La Turbie is situated high above the bay of Monaco, like a balcony in the sky, with an astounding panoramic view of the Mediterranean, namely, the French and Italian coast. Now, you know why the Romans celebrated their victory at this precise spot. It’s the highest point in La Turbie, almost 500 meters above the sea. This structure represents the unity and power of the Roman Empire – the Pax Romana.
We climbed up the stairs, passing an above-ground cemetery (mausoleum), to get to the top. Such a privileged area! The monument is surrounded by Doric columns with a platform that bears the commemorative inscription of the tribes subdued during the Augustus campaign.

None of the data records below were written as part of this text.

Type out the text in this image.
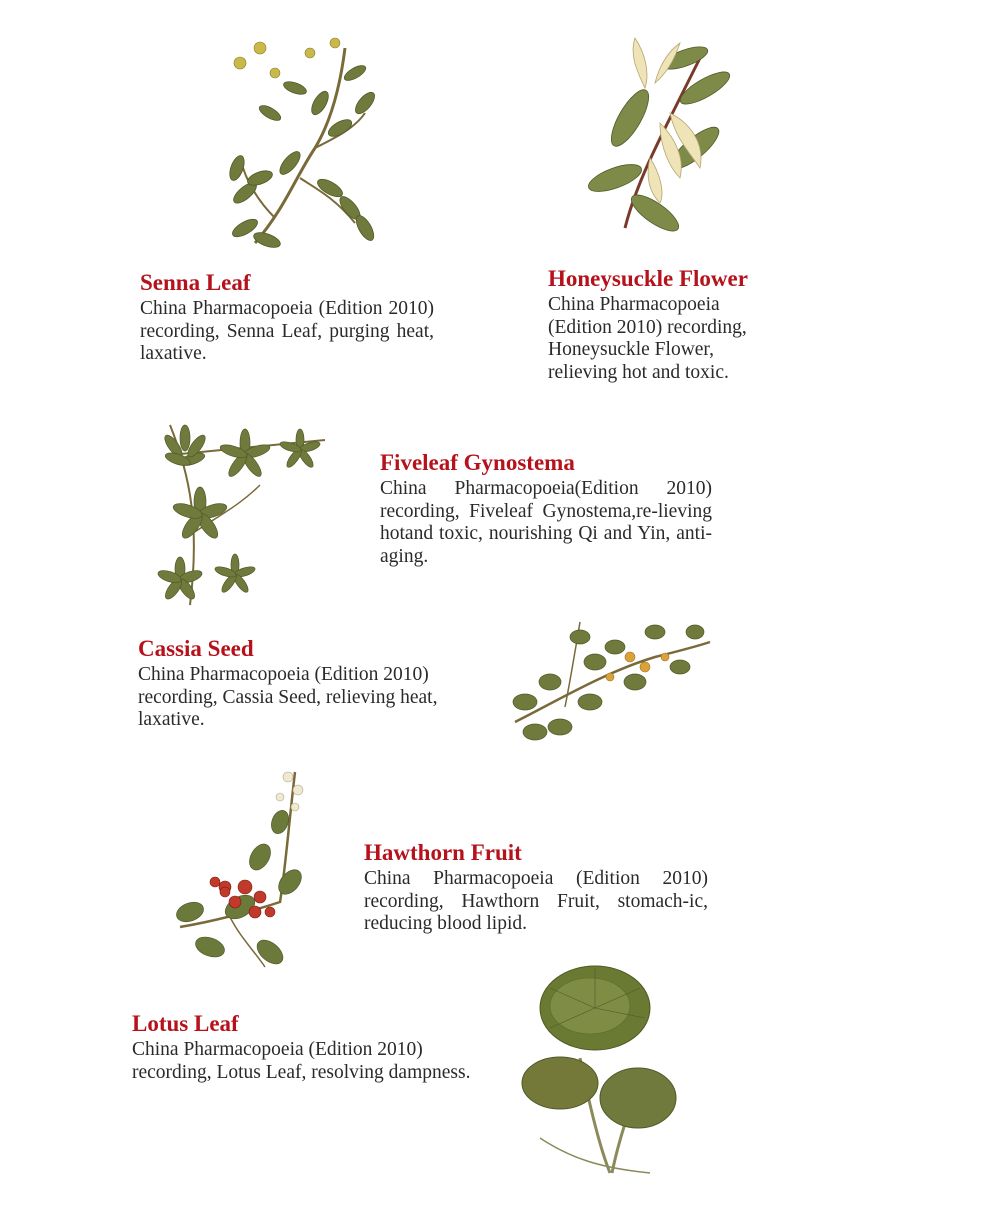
Senna Leaf

China Pharmacopoeia (Edition 2010) recording, Senna Leaf, purging heat, laxative.

Honeysuckle Flower

China Pharmacopoeia (Edition 2010) recording, Honeysuckle Flower, relieving hot and toxic.

Fiveleaf Gynostema

China Pharmacopoeia(Edition 2010) recording, Fiveleaf Gynostema,re-lieving hotand toxic, nourishing Qi and Yin, anti-aging.

Cassia Seed

China Pharmacopoeia (Edition 2010) recording, Cassia Seed, relieving heat, laxative.

Hawthorn Fruit

China Pharmacopoeia (Edition 2010) recording, Hawthorn Fruit, stomach-ic, reducing blood lipid.

Lotus Leaf

China Pharmacopoeia (Edition 2010) recording, Lotus Leaf, resolving dampness.
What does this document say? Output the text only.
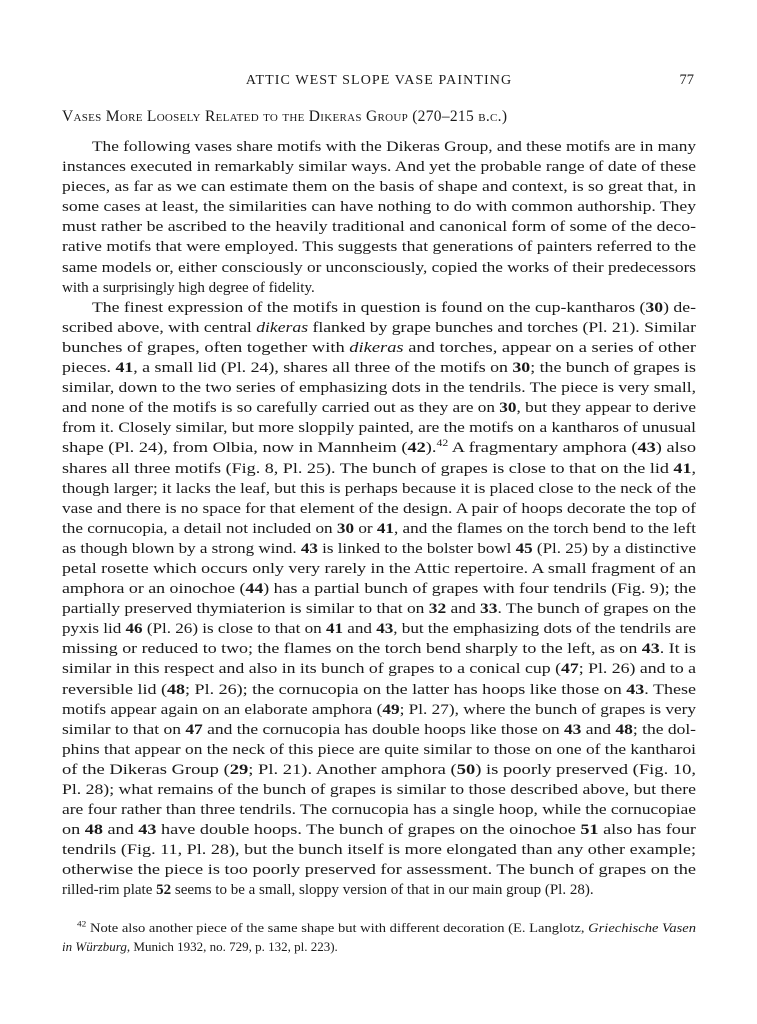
ATTIC WEST SLOPE VASE PAINTING	77
Vases More Loosely Related to the Dikeras Group (270–215 b.c.)
The following vases share motifs with the Dikeras Group, and these motifs are in many
instances executed in remarkably similar ways. And yet the probable range of date of these
pieces, as far as we can estimate them on the basis of shape and context, is so great that, in
some cases at least, the similarities can have nothing to do with common authorship. They
must rather be ascribed to the heavily traditional and canonical form of some of the deco-
rative motifs that were employed. This suggests that generations of painters referred to the
same models or, either consciously or unconsciously, copied the works of their predecessors
with a surprisingly high degree of fidelity.
The finest expression of the motifs in question is found on the cup-kantharos (30) de-
scribed above, with central dikeras flanked by grape bunches and torches (Pl. 21). Similar
bunches of grapes, often together with dikeras and torches, appear on a series of other
pieces. 41, a small lid (Pl. 24), shares all three of the motifs on 30; the bunch of grapes is
similar, down to the two series of emphasizing dots in the tendrils. The piece is very small,
and none of the motifs is so carefully carried out as they are on 30, but they appear to derive
from it. Closely similar, but more sloppily painted, are the motifs on a kantharos of unusual
shape (Pl. 24), from Olbia, now in Mannheim (42).$^{42}$ A fragmentary amphora (43) also
shares all three motifs (Fig. 8, Pl. 25). The bunch of grapes is close to that on the lid 41,
though larger; it lacks the leaf, but this is perhaps because it is placed close to the neck of the
vase and there is no space for that element of the design. A pair of hoops decorate the top of
the cornucopia, a detail not included on 30 or 41, and the flames on the torch bend to the left
as though blown by a strong wind. 43 is linked to the bolster bowl 45 (Pl. 25) by a distinctive
petal rosette which occurs only very rarely in the Attic repertoire. A small fragment of an
amphora or an oinochoe (44) has a partial bunch of grapes with four tendrils (Fig. 9); the
partially preserved thymiaterion is similar to that on 32 and 33. The bunch of grapes on the
pyxis lid 46 (Pl. 26) is close to that on 41 and 43, but the emphasizing dots of the tendrils are
missing or reduced to two; the flames on the torch bend sharply to the left, as on 43. It is
similar in this respect and also in its bunch of grapes to a conical cup (47; Pl. 26) and to a
reversible lid (48; Pl. 26); the cornucopia on the latter has hoops like those on 43. These
motifs appear again on an elaborate amphora (49; Pl. 27), where the bunch of grapes is very
similar to that on 47 and the cornucopia has double hoops like those on 43 and 48; the dol-
phins that appear on the neck of this piece are quite similar to those on one of the kantharoi
of the Dikeras Group (29; Pl. 21). Another amphora (50) is poorly preserved (Fig. 10,
Pl. 28); what remains of the bunch of grapes is similar to those described above, but there
are four rather than three tendrils. The cornucopia has a single hoop, while the cornucopiae
on 48 and 43 have double hoops. The bunch of grapes on the oinochoe 51 also has four
tendrils (Fig. 11, Pl. 28), but the bunch itself is more elongated than any other example;
otherwise the piece is too poorly preserved for assessment. The bunch of grapes on the
rilled-rim plate 52 seems to be a small, sloppy version of that in our main group (Pl. 28).
$^{42}$ Note also another piece of the same shape but with different decoration (E. Langlotz, Griechische Vasen
in Würzburg, Munich 1932, no. 729, p. 132, pl. 223).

Victory Monument of the Alps
Here, you will find the famous Trophy, built in 6 BC by Roman Emperor Augustus after the defeat of the Gallic tribes in the region. It is incredible to get this close to the monument. While the gates were closed that surround the foundation, it was wonderful to be there and feel its grandeur. It was our misfortune of coming on a Monday when the site is closed.
However, as you can see just a portion of the tower remains, still very impressive today. Vandals and other barbaric tribes robbed the stone. The structure is made with local limestone (from a quarry still in use today), and partially restored with Carrara Marble back in the 1930’s. Half in ruin from its glory days, and now only 35 meters tall. In 1860 La Turbie became part of France, and in 1865 the monument became classified as a National Monument.
Exploring the medieval streets…
The town still has the usual medieval style of cobble streets,
…fallen blossoms decorate the stone pavement.
Ancient stone houses are so charming, aren’t they?
Secondly, find a place to eat and soak up the atmosphere. We had lunch at Café de la Fontaine, which was one of the best restaurants I have eaten in the Cote d’azur, not a tourist trap, by any means.
In short, we made a sudden dash back to Nice, to return the car on time. The hair-pin turns make for crazy-fun driving, that afforded us another bird’s eye view. Eze village – a lovely perched village…This is an incredible view…”n’est pas vrai”?
Come and discover where the French Riviera meets the Italian Riviera from up on high!
PS. The first car-chase scene in Ronin was filmed here in La Tubie and Nice.